See, the problem with a lot of serious, story-driven games is that between the story segments, the actual gameplay is an absurd power fantasy. One moment, you're contemplating the nature of mortality and man's relationship to violence, and the next you're gunning down, like 50 guys wearing black body-armor and wielding military-grade weapons. Saints Row IV, by contrast, just takes that power fantasy and leans into it. This is something that the Saints Row series as a whole has been doing since SR2, but SR4 really drives it home.
The story doesn't make a damned bit of sense except when viewed through this lens. The connection between events is nothing so prosaic as cause and effect, but rather a shared theme - "there is no obstacle you can't eventually brawl and brazen your way through." It establishes that being a badass, by the game's narrow definition of the term, is a gateway to success, in the logic of the game's universe. By being good at the shooting, running, and general-mayhem-causing of the game's central activities, you can even become President. Which is great, when all you're going to be doing in the next 20 hours is shooting, running, and general-mayhem-causing. It would be a real bummer of a game if you were established as an unstoppable warrior, capable of winning any battle you participate in, only to find out you couldn't defeat the aliens because your policy for issuing bonds isn't good enough to secure you a sufficient amount of food and ammunition.

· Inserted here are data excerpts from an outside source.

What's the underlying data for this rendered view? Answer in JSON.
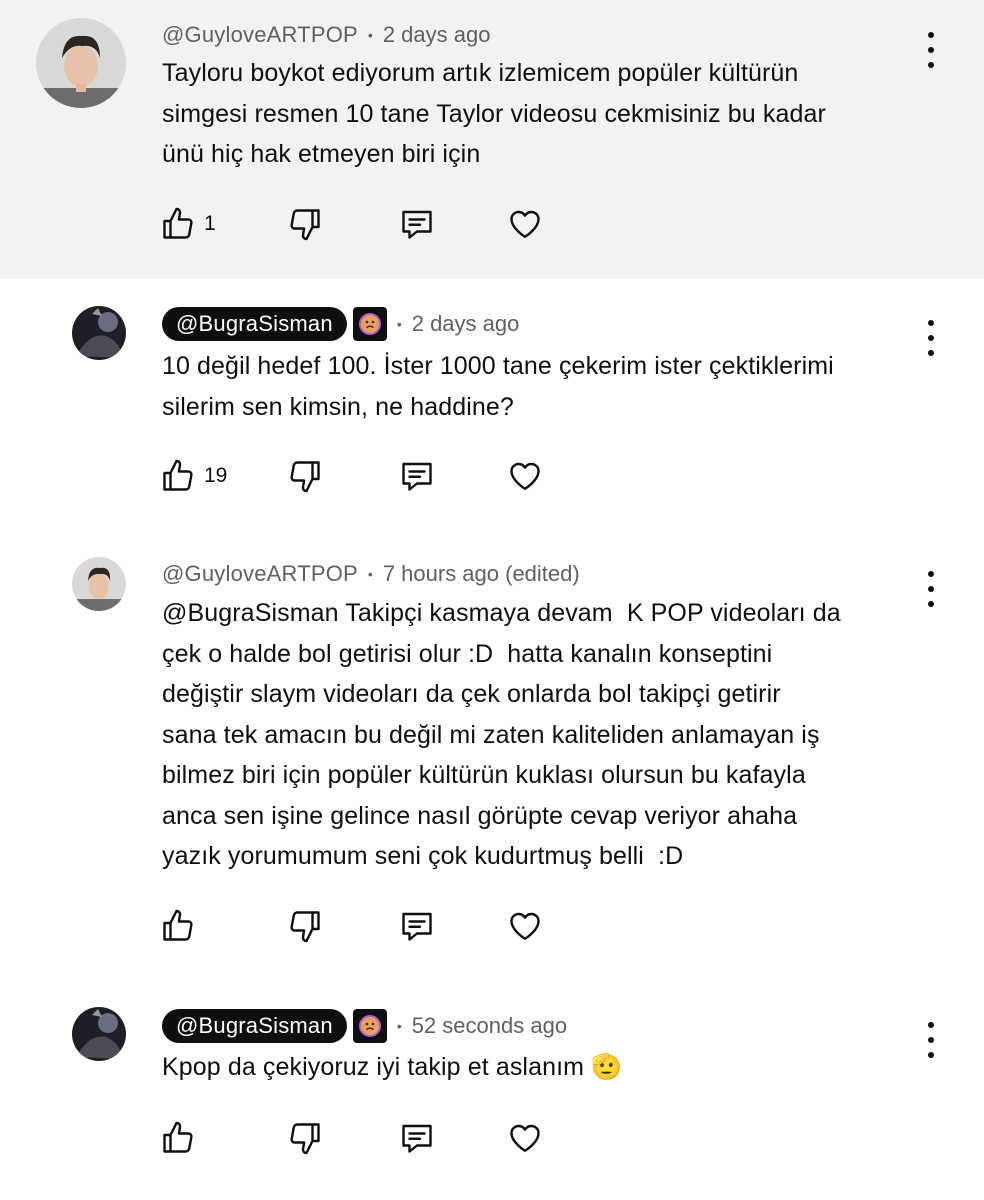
{
  "comments": [
    {
      "author": "@GuyloveARTPOP",
      "time": "2 days ago",
      "text": "Tayloru boykot ediyorum artık izlemicem popüler kültürün\nsimgesi resmen 10 tane Taylor videosu cekmisiniz bu kadar\nünü hiç hak etmeyen biri için",
      "likes": "1"
    },
    {
      "author": "@BugraSisman",
      "time": "2 days ago",
      "text": "10 değil hedef 100. İster 1000 tane çekerim ister çektiklerimi\nsilerim sen kimsin, ne haddine?",
      "likes": "19"
    },
    {
      "author": "@GuyloveARTPOP",
      "time": "7 hours ago (edited)",
      "text": "@BugraSisman Takipçi kasmaya devam  K POP videoları da\nçek o halde bol getirisi olur :D  hatta kanalın konseptini\ndeğiştir slaym videoları da çek onlarda bol takipçi getirir\nsana tek amacın bu değil mi zaten kaliteliden anlamayan iş\nbilmez biri için popüler kültürün kuklası olursun bu kafayla\nanca sen işine gelince nasıl görüpte cevap veriyor ahaha\nyazık yorumumum seni çok kudurtmuş belli  :D",
      "likes": ""
    },
    {
      "author": "@BugraSisman",
      "time": "52 seconds ago",
      "text": "Kpop da çekiyoruz iyi takip et aslanım 🫡",
      "likes": ""
    }
  ],
  "separator": "•",
  "icons": {
    "like": "thumbs-up-icon",
    "dislike": "thumbs-down-icon",
    "reply": "reply-icon",
    "heart": "heart-icon",
    "more": "more-vertical-icon",
    "badge": "member-badge-icon"
  },
  "colors": {
    "highlight_bg": "#f2f2f2",
    "text": "#0f0f0f",
    "meta": "#606060",
    "pill_bg": "#0f0f0f",
    "pill_text": "#ffffff"
  }
}
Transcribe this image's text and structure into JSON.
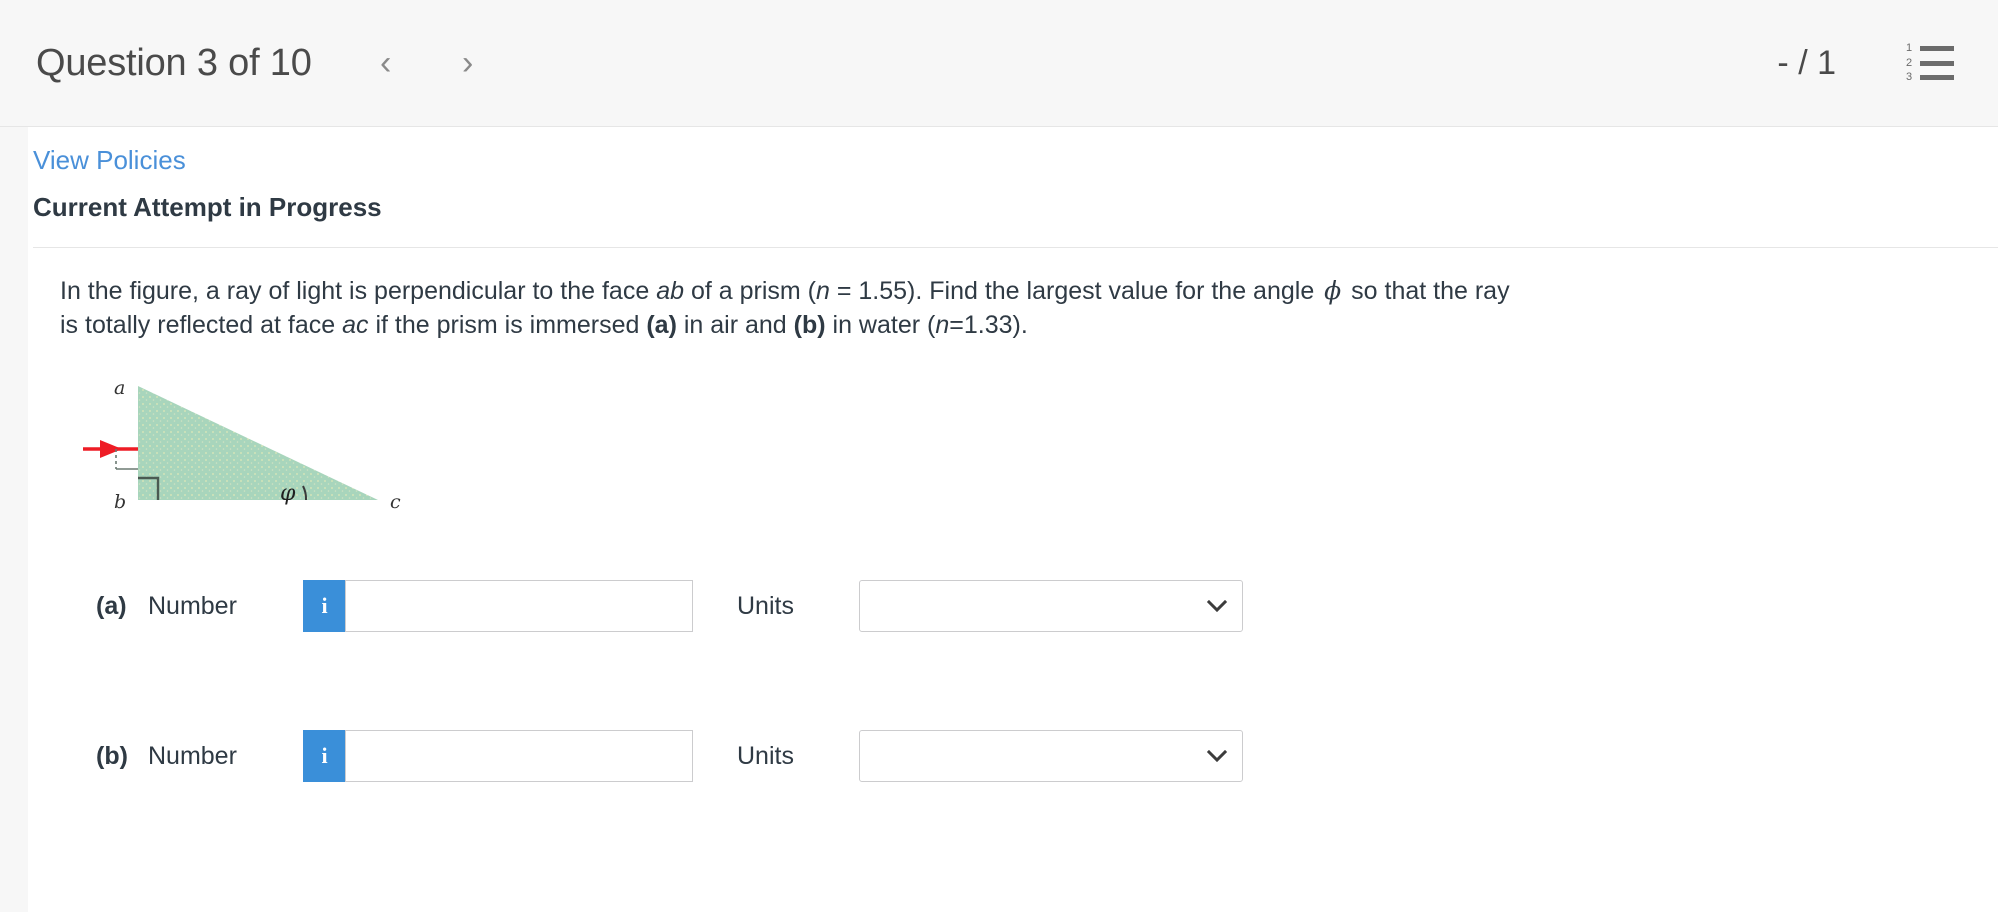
{
  "header": {
    "question_title": "Question 3 of 10",
    "prev_icon": "chevron-left-icon",
    "next_icon": "chevron-right-icon",
    "prev_glyph": "‹",
    "next_glyph": "›",
    "score": "- / 1",
    "list_icon": "numbered-list-icon",
    "list_numbers": [
      "1",
      "2",
      "3"
    ],
    "background": "#f7f7f7"
  },
  "policies": {
    "link_label": "View Policies",
    "link_color": "#4a90d9"
  },
  "attempt": {
    "heading": "Current Attempt in Progress"
  },
  "question": {
    "line1_part1": "In the figure, a ray of light is perpendicular to the face ",
    "italic_ab": "ab",
    "line1_part2": " of a prism (",
    "italic_n1": "n",
    "line1_part3": " = 1.55). Find the largest value for the angle ",
    "phi_symbol": "ϕ",
    "line1_part4": " so that the ray is totally reflected at face ",
    "italic_ac": "ac",
    "line1_part5": " if the prism is immersed ",
    "bold_a": "(a)",
    "line1_part6": " in air and ",
    "bold_b": "(b)",
    "line1_part7": " in water (",
    "italic_n2": "n",
    "line1_part8": "=1.33)."
  },
  "figure": {
    "name": "prism-diagram",
    "vertex_a": "a",
    "vertex_b": "b",
    "vertex_c": "c",
    "angle_label": "ϕ",
    "prism_fill": "#a8d5bc",
    "ray_color": "#ee1c25",
    "outline_color": "#4a5a52"
  },
  "answers": {
    "rows": [
      {
        "part": "(a)",
        "number_label": "Number",
        "info_icon": "info-icon",
        "info_glyph": "i",
        "number_value": "",
        "number_placeholder": "",
        "units_label": "Units",
        "units_value": "",
        "units_options": [
          ""
        ],
        "chevron_icon": "chevron-down-icon"
      },
      {
        "part": "(b)",
        "number_label": "Number",
        "info_icon": "info-icon",
        "info_glyph": "i",
        "number_value": "",
        "number_placeholder": "",
        "units_label": "Units",
        "units_value": "",
        "units_options": [
          ""
        ],
        "chevron_icon": "chevron-down-icon"
      }
    ]
  }
}
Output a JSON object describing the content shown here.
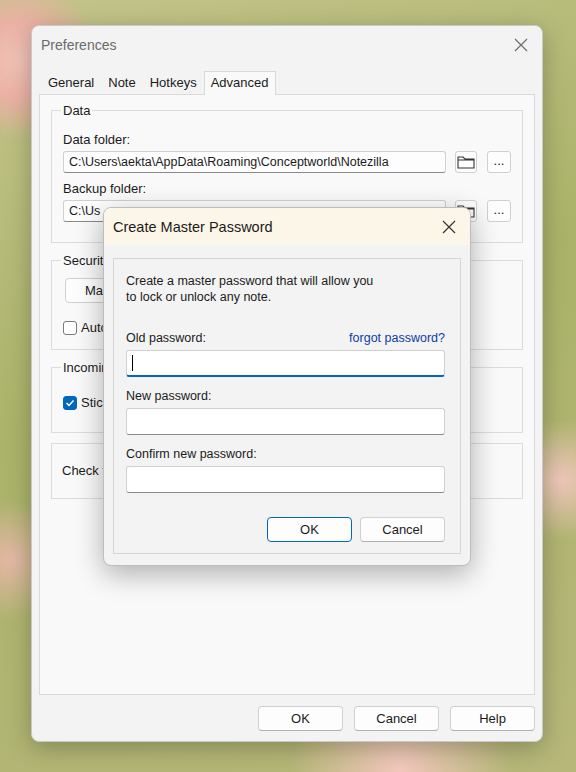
{
  "window": {
    "title": "Preferences"
  },
  "tabs": [
    {
      "label": "General",
      "selected": false
    },
    {
      "label": "Note",
      "selected": false
    },
    {
      "label": "Hotkeys",
      "selected": false
    },
    {
      "label": "Advanced",
      "selected": true
    }
  ],
  "data_group": {
    "title": "Data",
    "fields": [
      {
        "label": "Data folder:",
        "value": "C:\\Users\\aekta\\AppData\\Roaming\\Conceptworld\\Notezilla",
        "browse": "..."
      },
      {
        "label": "Backup folder:",
        "value": "C:\\Us",
        "browse": "..."
      }
    ]
  },
  "security_group": {
    "title": "Security",
    "button": "Mas",
    "checkbox": {
      "label": "Auto",
      "checked": false
    }
  },
  "incoming_group": {
    "title": "Incomin",
    "checkbox": {
      "label": "Stic",
      "checked": true
    }
  },
  "check_group": {
    "label": "Check f"
  },
  "buttons": [
    "OK",
    "Cancel",
    "Help"
  ],
  "dialog": {
    "title": "Create Master Password",
    "message": "Create a master password that will allow you to lock or unlock any note.",
    "forgot": "forgot password?",
    "fields": [
      {
        "label": "Old password:",
        "value": "",
        "focused": true
      },
      {
        "label": "New password:",
        "value": "",
        "focused": false
      },
      {
        "label": "Confirm new password:",
        "value": "",
        "focused": false
      }
    ],
    "buttons": [
      {
        "label": "OK",
        "default": true
      },
      {
        "label": "Cancel",
        "default": false
      }
    ]
  }
}
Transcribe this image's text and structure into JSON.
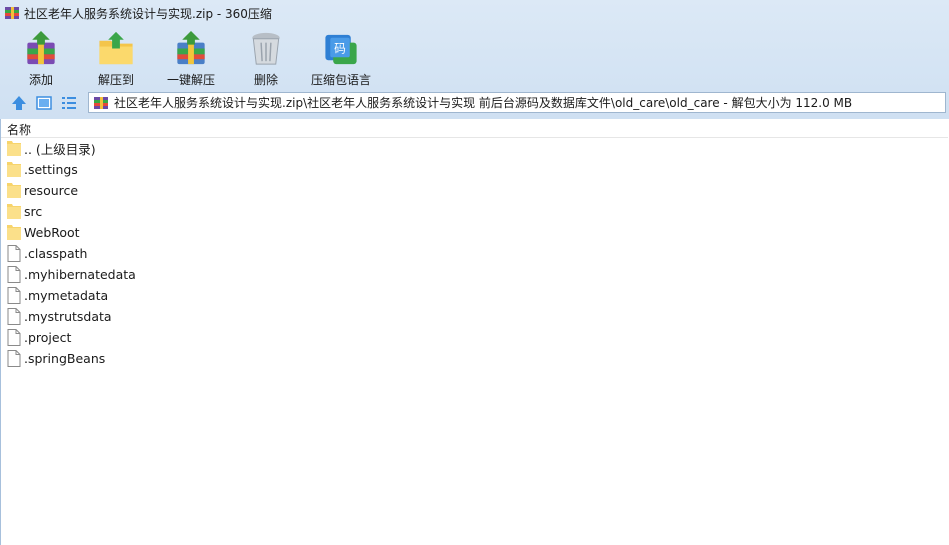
{
  "window": {
    "title": "社区老年人服务系统设计与实现.zip - 360压缩",
    "icon": "archive-icon"
  },
  "toolbar": {
    "items": [
      {
        "label": "添加",
        "icon": "add-archive-icon"
      },
      {
        "label": "解压到",
        "icon": "extract-to-icon"
      },
      {
        "label": "一键解压",
        "icon": "one-click-extract-icon"
      },
      {
        "label": "删除",
        "icon": "trash-icon"
      },
      {
        "label": "压缩包语言",
        "icon": "archive-language-icon"
      }
    ]
  },
  "addressbar": {
    "path": "社区老年人服务系统设计与实现.zip\\社区老年人服务系统设计与实现 前后台源码及数据库文件\\old_care\\old_care - 解包大小为 112.0 MB"
  },
  "filelist": {
    "column_name": "名称",
    "items": [
      {
        "name": ".. (上级目录)",
        "type": "folder"
      },
      {
        "name": ".settings",
        "type": "folder"
      },
      {
        "name": "resource",
        "type": "folder"
      },
      {
        "name": "src",
        "type": "folder"
      },
      {
        "name": "WebRoot",
        "type": "folder"
      },
      {
        "name": ".classpath",
        "type": "file"
      },
      {
        "name": ".myhibernatedata",
        "type": "file"
      },
      {
        "name": ".mymetadata",
        "type": "file"
      },
      {
        "name": ".mystrutsdata",
        "type": "file"
      },
      {
        "name": ".project",
        "type": "file"
      },
      {
        "name": ".springBeans",
        "type": "file"
      }
    ]
  },
  "colors": {
    "chrome_bg": "#dce9f6",
    "folder": "#f7d46b",
    "accent_blue": "#3c8ee0"
  }
}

Very few action games recognize the value of accounting, diplomacy, and policy compromise in running a successful insurgency, but Saints Row IV very aggressively refuses to acknowledge that sort of thing, and instead presents the kind of reality where they don't matter (ie a bizarre and often logically-inconsistent one).
Another way that Saints Row IV establishes power fantasy as the connective tissue of the plot is that it never even pretends that the Saints are in any danger of losing. Zinyak's defeat is inevitable. The game opens with the Boss sitting on an alien throne, and the narration talks about how the Saints transformed into heroes. Later, the narrator returns to emphasize that a critical event will later be remembered as the thing that triggered the fall of the Zin empire. This also serves a comedic effect. When Zinyak dismisses the Boss's threats, it is dramatic irony. The audience is privy to information that Zinyak cannot take into account, namely that the Boss is an unstoppable badass who will inevitably overcome all opposition.
And if this were a serious science fiction story, that sort of presentation would be a fatal flaw. It would drain all the tension from the central conflict. Granted, most people have seen enough stories to know that the hero is unlikely to lose at the end, but there is a social contract involved. Good stories pretend that their heroes are in genuine peril, and the audience pretends that they don't know the protagonists' victory is a foregone conclusion. What makes Saints Row IV such a brilliant piece of video game writing is that it recognizes that video games can have a different social contract. It indirectly addresses the player and says "punching aliens and blowing shit up will always be a good use of your time."
Since punching aliens and blowing shit up is exactly what I want to do, I'm more than happy to let SR4's story do whatever the hell it wants.